Review Summary: A defiant, resolute and, most importantly, passionate middle finger to their doubters.
Following the effectiveness of lengthy high-octane openers on their previous two albums, it initially seems strange that Welsh sextet Lostprophets would kick off their fourth LP ‘The Betrayed’ with a two minute introductory piece. Initially under-whelming in isolation, ‘If It Wasn’t for Hate, We’d Be Dead by Now’ is unquestionably a statement of intent and a message to the naysayers… As is the defiant following line of “if it wasn’t for truth, we’d have taken our bow”. You cannot help but get the feeling that when Ian Watkins belts out “It’s Not the End of the World, But I Can See it from Here" on the album’s fantastic lead single, his world is his musical career. He even suggests it on penultimate track ‘Darkest Blue’ where he proclaims “I’m weightless without sound”.
So what has happened in the past half-decade to bring on such a tenacious and unyielding determination that suggests ‘The Betrayed’ is approaching a make-or-break release? The divisive ‘Liberation Transmission’ - which was criticized for its slickness and leaning towards mainstream accessible pop-rock – was only the beginning. In recording its follow-up, the band scrapped a number of recordings, as well as switching producers and record labels. After such adversity, it would not have surprised had ‘The Betrayed’ never seen the light of day. Yet, here it is, an accomplished middle finger to all of the band’s doubters.

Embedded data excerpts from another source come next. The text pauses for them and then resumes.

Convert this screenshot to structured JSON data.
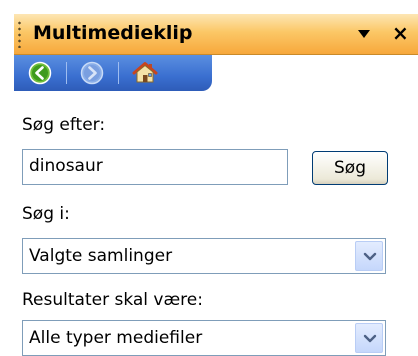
{
  "pane": {
    "title": "Multimedieklip",
    "menu_icon": "dropdown-arrow-icon",
    "close_glyph": "×"
  },
  "nav": {
    "back_icon": "back-icon",
    "forward_icon": "forward-icon",
    "home_icon": "home-icon"
  },
  "search": {
    "label": "Søg efter:",
    "value": "dinosaur",
    "button_label": "Søg"
  },
  "search_in": {
    "label": "Søg i:",
    "selected": "Valgte samlinger"
  },
  "results": {
    "label": "Resultater skal være:",
    "selected": "Alle typer mediefiler"
  },
  "colors": {
    "title_bar": "#f7a83c",
    "nav_bar": "#3a6fd0",
    "input_border": "#7f9db9"
  }
}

Tellingly, fans of Lostprophets’ earlier releases should be pleased with the metallic traits exhibited by the energetic pseudo-opener ‘Dstryr/Dtsryr’, as the defiance theme continues with the line “every time you think you’ve stopped us, we’ll rise up stronger from the dust”, before Watkins emphatically screams ”Turn around motherf**ker, coz we ain’t done”. Later, ‘Next Stop, Atro City’ may not be as convincing, but its fun, rapid-fire approach is certain to win most over and undoubtedly be a live favorite. Another characteristic which resurfaces here are the instrumental song-end interludes which add variety and cohesiveness. As polarizing as these can be, they are not significantly harmful at approximately four minutes in total.

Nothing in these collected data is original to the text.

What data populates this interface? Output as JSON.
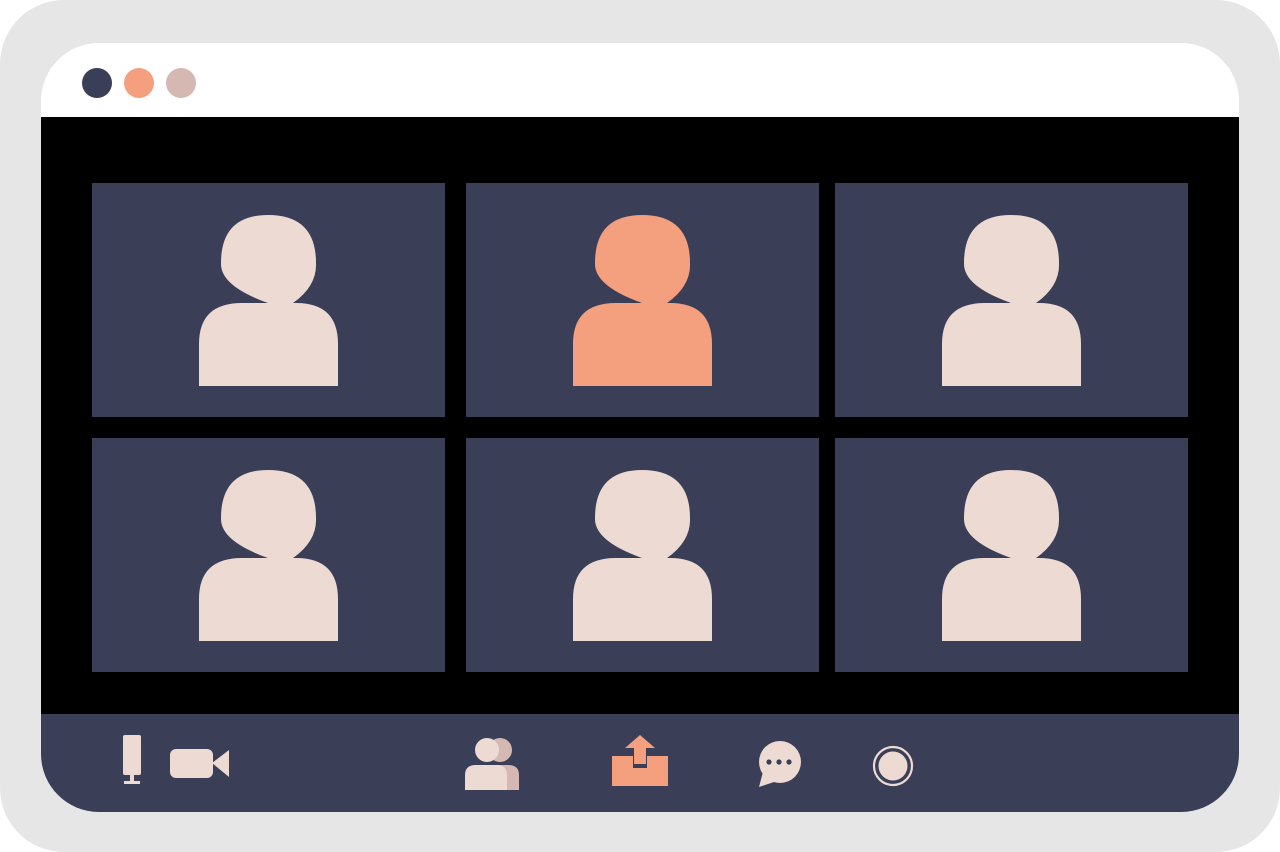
{
  "colors": {
    "frame": "#e6e6e6",
    "titlebar": "#ffffff",
    "stage_background": "#000000",
    "tile_background": "#3a3f57",
    "avatar_default": "#eddbd3",
    "avatar_active": "#f4a07f",
    "toolbar_background": "#3a3f57",
    "window_controls": [
      "#3a3f57",
      "#f4a07f",
      "#d5b8b1"
    ]
  },
  "window_controls": [
    {
      "name": "window-dot-dark"
    },
    {
      "name": "window-dot-orange"
    },
    {
      "name": "window-dot-pink"
    }
  ],
  "participants": [
    {
      "icon": "person-icon",
      "active": false
    },
    {
      "icon": "person-icon",
      "active": true
    },
    {
      "icon": "person-icon",
      "active": false
    },
    {
      "icon": "person-icon",
      "active": false
    },
    {
      "icon": "person-icon",
      "active": false
    },
    {
      "icon": "person-icon",
      "active": false
    }
  ],
  "toolbar": {
    "tools": [
      "microphone-icon",
      "video-camera-icon",
      "participants-icon",
      "share-screen-icon",
      "chat-icon",
      "record-icon"
    ]
  }
}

‘The Betrayed’ is by no means a complete return back to debut ‘The Fake Sound of Progress’ however, and what ultimately made second LP ‘Start Something’ a winner - its ability to find that near-perfect balance of everything to appeal to as wide an audience as possible – returns here. ‘Liberation Transmission’ clearly put vocals at the forefront, but musicianship is thankfully back on the agenda, as crunching guitar riffs and propulsive drumming shine throughout. Yet, the Welshmen (plus their now departed American drummer Ilan Rubin) have far from lost their mainstream sensibilities and nowhere can this be heard more than on the aforementioned lead single, which is a trademark anthemic sing-along of the highest quality.
Detractors will undoubtedly point to the The Betrayed’s occasional want to stray a little too far towards Liberation Transmission like mainstream poppiness. Uplifting second single ‘Where We Belong’ is one such example, yet its euphoric sing-along chorus provides a nice counter-balance to the album’s darker themes. Both this track and the infectious ‘Streets of Nowhere’ also highlight the terrific backing vocals contained within the band. Even these poppier cuts exhibit diversity on further listens. Take, for instance, the verging on ska vibe of the interesting ‘For He’s a Jolly Good Felon’ and the soaring guitars of ‘A Better Nothing’, which remind of ‘The Unforgettable Fire’ era U2.

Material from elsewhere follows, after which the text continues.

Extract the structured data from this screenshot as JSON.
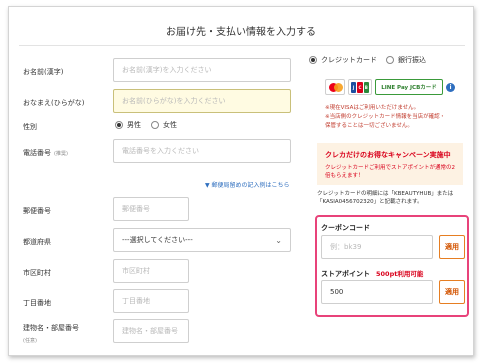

And just when you think that Lostprophets have run out of tricks, along comes the epic ‘The Light That Shines Twice as Bright’. Both a fitting and telling way to bring the album to a close, it is a moody and methodically paced piece which displays controlled atmospherics hitherto unseen from the band… So much so that it is likely to be labeled as “the best thing they have ever recorded” by those after something much more left of center.
Adjectives such as “defiant”, “resolute”, “bitter” and “dark” are likely to be the most prevalent in describing this album, but quite possibly the most apt and all encompassing is “passionate”. While the direction of combining the positive attributes of all three of their prior releases may have been predictable, the delivery was not. It is flawed, as in trying to please all of their fans, they occasionally reach for too many targets. However, it is delivered with such a passion for their craft that makes it a winner when all is said and done. It is fitting then that what is likely to be the most divisive song of the LP delivers the lyric which best sums up ‘The Betrayed’; “Hold on hold on, where we belong, my heart my soul, we still belong”. They’re darn right they still belong, since Lostprophets have delivered an excellent album that is a reminder to all and sundry that this is a band with not only a storied past, but also a very bright future.
Recommended Tracks: It’s Not the End of the World But I Can See it from Here, Where We Belong, A Better Nothing & The Light That Shines Twice as Bright.